Proudly serving his country — Marine Corporal David Durrance did a total of three tours in Iraq and Afghanistan. He came home unscathed — only to be injured New Year’s Day 2006 — a tragic accident nearly killing him — when a 200-pound light pole on Bourbon Street crushed him.

“I had two strokes, bled out twice, 30 days in a coma. I was as bad as you can be and still be alive,” recalled Durrance.

Durrance spent 4 1/2 months in a V.A. hospital — learning how to walk, talk, and eat again. He was on the road to recovery — then a year later he noticed a sharp pain in his right foot.

“They did an MRI. Did biopsies looking for cancer, but never found anything,” said Durrance.

Unable to ever pinpoint the problem, Durrance began managing it with pain medication prescribed by his doctors at the V.A.
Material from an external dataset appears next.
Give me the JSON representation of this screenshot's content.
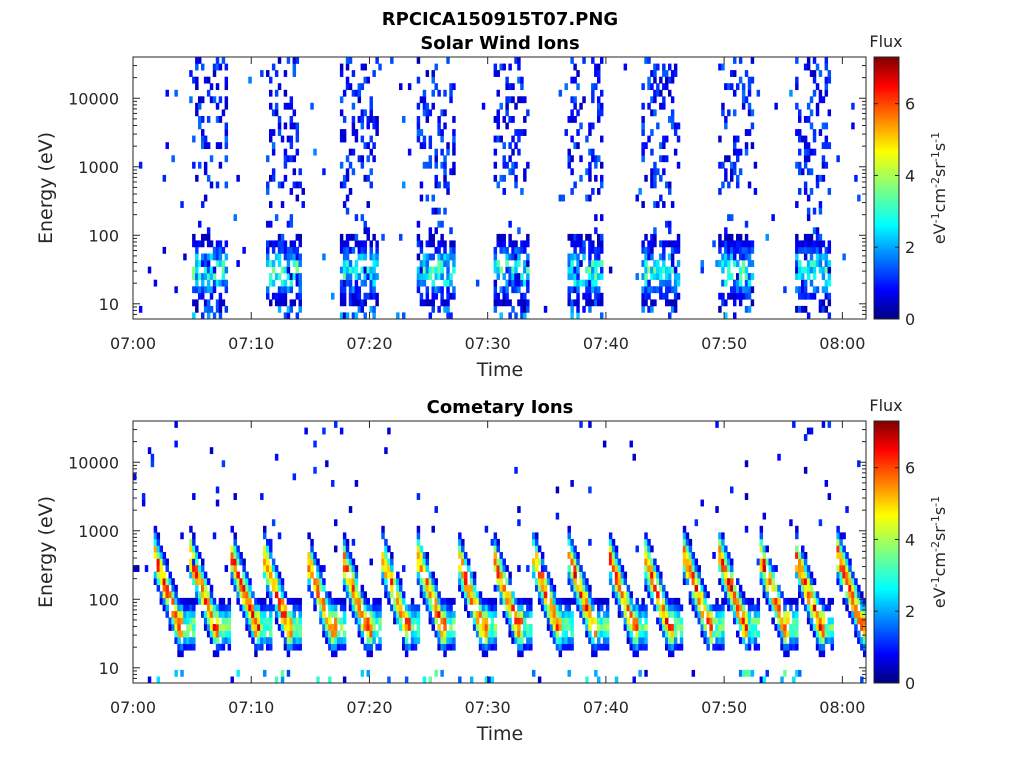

“The V.A. puts bandaids on things. I knew along with my wife that I was slowly but surely getting hooked on pain medication. I couldn’t walk without some sort of narcotic. I saw my life was dwindling away because of pain medication,” said Durrance.

Desperate for an alternative — his wife inquired about the hyperbaric oxygen therapy being done at Integrated Pain Management of Alabama.

Dr. Manchikes has treated more than 20 veterans like Durrance with traumatic brain injuries. His is one of about 100 clinics treating veterans with HBOT around the country. Like the others, Durrance started doing 90-minute sessions in the hyperbaric tanks — where he receives 100% oxygen under pressure. “The body starts to build new blood vessels in between the injured cells in short — you restore the architecture of the brain. You restore the hard drive back to its original state so it starts to function again,” explained Dr. Manchikes.